- Born: 1 January 1967 (age 59) Josaly, Kazakh SSR, Soviet Union
- Education: Chernihiv Higher Military Aviation School for Pilots

= Mukhtar Aymakhanov =

Kazakh-Russian cosmonaut

Mukhtar Rabatovich Aymakhanov (Note:
- Мухтар Рабатович Аймаханов
- Мұхтар Рабатұлы Аймаханов
) (born 1 January 1967) is a Russian cosmonaut; he was originally a Kazakhstan cosmonaut.

==Kazakh cosmonaut career==
Aimakhanov and Aidyn Aimbetov were selected as the first class of Kazakh cosmonauts in 2002, for the Kazakhstan National Space Agency, KazCosmos. They trained at Star City as cosmonauts from 2003 to 2009, until the world financial crisis indefinitely postponed the prospective Kazakhstan mission.

The Kazakh mission finally took place in September 2015 aboard Soyuz TMA-18M after prospective Space tourist Sarah Brightman pulled out from the flight.

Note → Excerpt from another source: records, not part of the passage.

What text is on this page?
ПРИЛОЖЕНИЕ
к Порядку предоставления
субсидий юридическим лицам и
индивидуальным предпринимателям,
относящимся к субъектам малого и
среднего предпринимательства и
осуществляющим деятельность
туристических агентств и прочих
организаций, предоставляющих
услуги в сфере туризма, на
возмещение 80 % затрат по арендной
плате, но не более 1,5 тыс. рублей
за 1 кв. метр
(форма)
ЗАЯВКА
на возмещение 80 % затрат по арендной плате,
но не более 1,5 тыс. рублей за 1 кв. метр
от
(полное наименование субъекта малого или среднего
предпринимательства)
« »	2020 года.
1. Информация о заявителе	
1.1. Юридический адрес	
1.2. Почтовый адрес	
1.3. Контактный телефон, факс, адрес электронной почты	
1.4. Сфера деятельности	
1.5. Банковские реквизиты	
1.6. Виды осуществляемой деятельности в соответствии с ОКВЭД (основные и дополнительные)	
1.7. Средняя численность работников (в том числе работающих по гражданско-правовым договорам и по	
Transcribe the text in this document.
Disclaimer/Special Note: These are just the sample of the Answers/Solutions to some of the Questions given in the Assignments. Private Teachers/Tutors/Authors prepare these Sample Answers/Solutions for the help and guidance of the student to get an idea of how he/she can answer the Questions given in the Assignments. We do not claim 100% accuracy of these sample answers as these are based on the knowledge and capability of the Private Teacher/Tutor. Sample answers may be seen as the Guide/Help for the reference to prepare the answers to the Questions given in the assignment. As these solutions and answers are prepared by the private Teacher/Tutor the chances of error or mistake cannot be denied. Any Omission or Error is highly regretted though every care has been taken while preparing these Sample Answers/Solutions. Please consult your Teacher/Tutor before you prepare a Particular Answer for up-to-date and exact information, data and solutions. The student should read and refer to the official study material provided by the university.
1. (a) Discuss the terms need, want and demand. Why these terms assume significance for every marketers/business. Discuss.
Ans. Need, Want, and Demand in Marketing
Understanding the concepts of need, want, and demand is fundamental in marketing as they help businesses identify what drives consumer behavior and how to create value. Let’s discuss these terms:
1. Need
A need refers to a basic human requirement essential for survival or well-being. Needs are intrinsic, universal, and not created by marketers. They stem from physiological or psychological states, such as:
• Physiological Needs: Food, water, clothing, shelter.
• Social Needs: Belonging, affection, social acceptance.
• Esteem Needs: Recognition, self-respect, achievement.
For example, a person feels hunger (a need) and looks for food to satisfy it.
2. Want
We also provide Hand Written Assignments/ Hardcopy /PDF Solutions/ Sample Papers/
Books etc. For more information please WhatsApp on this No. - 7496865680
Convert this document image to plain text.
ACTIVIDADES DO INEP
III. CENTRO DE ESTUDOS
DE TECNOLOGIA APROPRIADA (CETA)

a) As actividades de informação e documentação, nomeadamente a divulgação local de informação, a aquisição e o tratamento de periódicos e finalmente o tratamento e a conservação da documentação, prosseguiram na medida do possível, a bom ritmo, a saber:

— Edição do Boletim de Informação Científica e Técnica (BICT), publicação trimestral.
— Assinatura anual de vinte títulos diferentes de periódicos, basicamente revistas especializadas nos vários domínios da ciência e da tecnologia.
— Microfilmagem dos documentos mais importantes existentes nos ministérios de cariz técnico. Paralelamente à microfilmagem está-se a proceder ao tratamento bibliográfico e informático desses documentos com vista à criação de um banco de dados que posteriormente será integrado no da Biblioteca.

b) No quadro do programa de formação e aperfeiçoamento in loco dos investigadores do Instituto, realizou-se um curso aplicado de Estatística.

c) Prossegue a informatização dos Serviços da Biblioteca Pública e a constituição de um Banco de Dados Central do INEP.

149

Aimbetov flew with Russian cosmonaut Sergey Prokopyev as his backup since Aymakhanov had already left KazCosmos and joined Roscosmos by the time of the flight.

On December 28, 2022, he left the position of a test cosmonaut in the Roscosmos cosmonaut squad after the decision of the Main Medical Commission. He will continue to work at the Gagarin Cosmonaut Training Center as a leading specialist in cosmonaut training.

==Russian cosmonaut career==
In 2012, to pursue his cosmonaut dreams, Aymakhanov became a Russian citizen, and gave up his Kazakhstan citizenship.